Neurodegenerative disorders associated with traumatic brain injury (TBI) impose enormous health and societal burden worldwide. There is currently no clinically approved drug to treat TBI-mostly due to the inability to deliver the therapeutics to the brain. The objective of the study is formulation, characterization and in vivo biodistribution using transferrin receptor targeted (tf (transferrin)) conjugated minocycline loaded albumin nanoparticles in rat blast TBI model. A novel, tf conjugated minocycline encapsulated albumin nanoparticle was developed, characterized and quantified using a validated HPLC method. The current study indicates a promising, effective and safe means of using delivering minocycline in TBI with minimal or no toxicity for neuroprotective therapy. Similarly, treating osteoarthritis (OA) remains a major clinical challenge. Despite recent advances in drug discovery and development, no disease-modifying drug for knee OA has emerged with any notable clinical success, in part, due to the lack of valid and responsive therapeutic targets and poor drug delivery within knee joints. It was hypothesized that the inhibition of sPLA2 activity may be an effective treatment strategy for OA. To develop an sPLA2-responsive and lipid-based nanoparticle (NP)–based interventional platform for OA management, author incorporated an sPLA2 inhibitor (sPLA2i) into the phospholipid membrane of micelles. The engineered sPLA2i- loaded micellar NPs (sPLA2i-NPs) were able to penetrate deep into the cartilage matrix, prolong retention in the joint space, and mitigate OA progression. These findings suggest that sPLA2i-NPs can be promising therapeutic agents for OA treatment.

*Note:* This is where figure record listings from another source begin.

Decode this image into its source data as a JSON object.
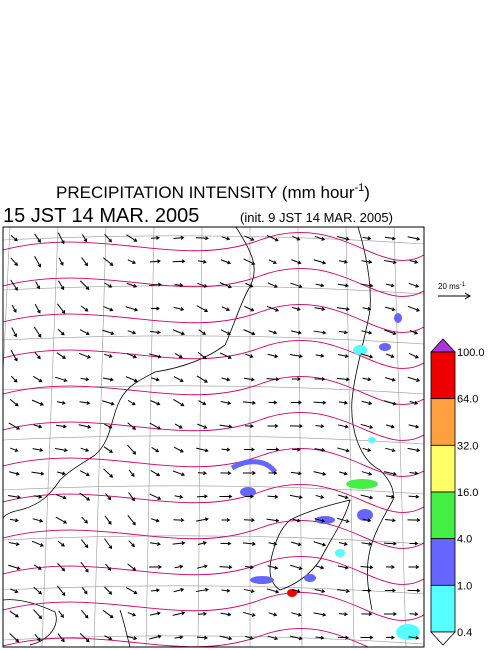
{
  "header": {
    "title": {
      "main": "PRECIPITATION INTENSITY (mm hour",
      "sup": "-1",
      "end": ")"
    },
    "valid_time": "15 JST 14 MAR. 2005",
    "init_time": "(init. 9 JST 14 MAR. 2005)"
  },
  "wind_legend": {
    "label": "20 ms",
    "sup": "-1"
  },
  "color_bar": {
    "labels": [
      "100.0",
      "64.0",
      "32.0",
      "16.0",
      "4.0",
      "1.0",
      "0.4"
    ],
    "colors": [
      "#ee0000",
      "#ffa040",
      "#ffff66",
      "#44ee44",
      "#6666ff",
      "#55ffff"
    ],
    "over_color": "#aa33dd",
    "under_color": "#ffffff"
  }
}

Worldwide, prostate cancer is the second most common cancer in terms of occurrence and sixth in terms of fatality in male. Due to chemotherapeutic resistance, no effective therapeutic regimen option is available to treat metastatic castration-resistant prostate cancer (CRPC). Toxicities associated with dose-limitations, solubility issue and poor drug release from nanocarriers lead to treatment failure. In order to resolve these issues, different composition of surfactants and lipids were utilized to formulate optimal docetaxel (Dtx) loaded low temperature sensitive liposomes (LTSL's) These liposomes demonstrated small, narrow hydrodynamic size distributions, hemocompatibility, high entrapment efficiencies and mild hyperthermia mediated Dtx release. In vitro studies showed significant cell cycle arrest/apoptosis and cytoplasmic uptake of released C6. The current study indicates a promising, effective delivery of Dtx using thermosensitive formulation to advance to detailed in vitro and in vivo analysis.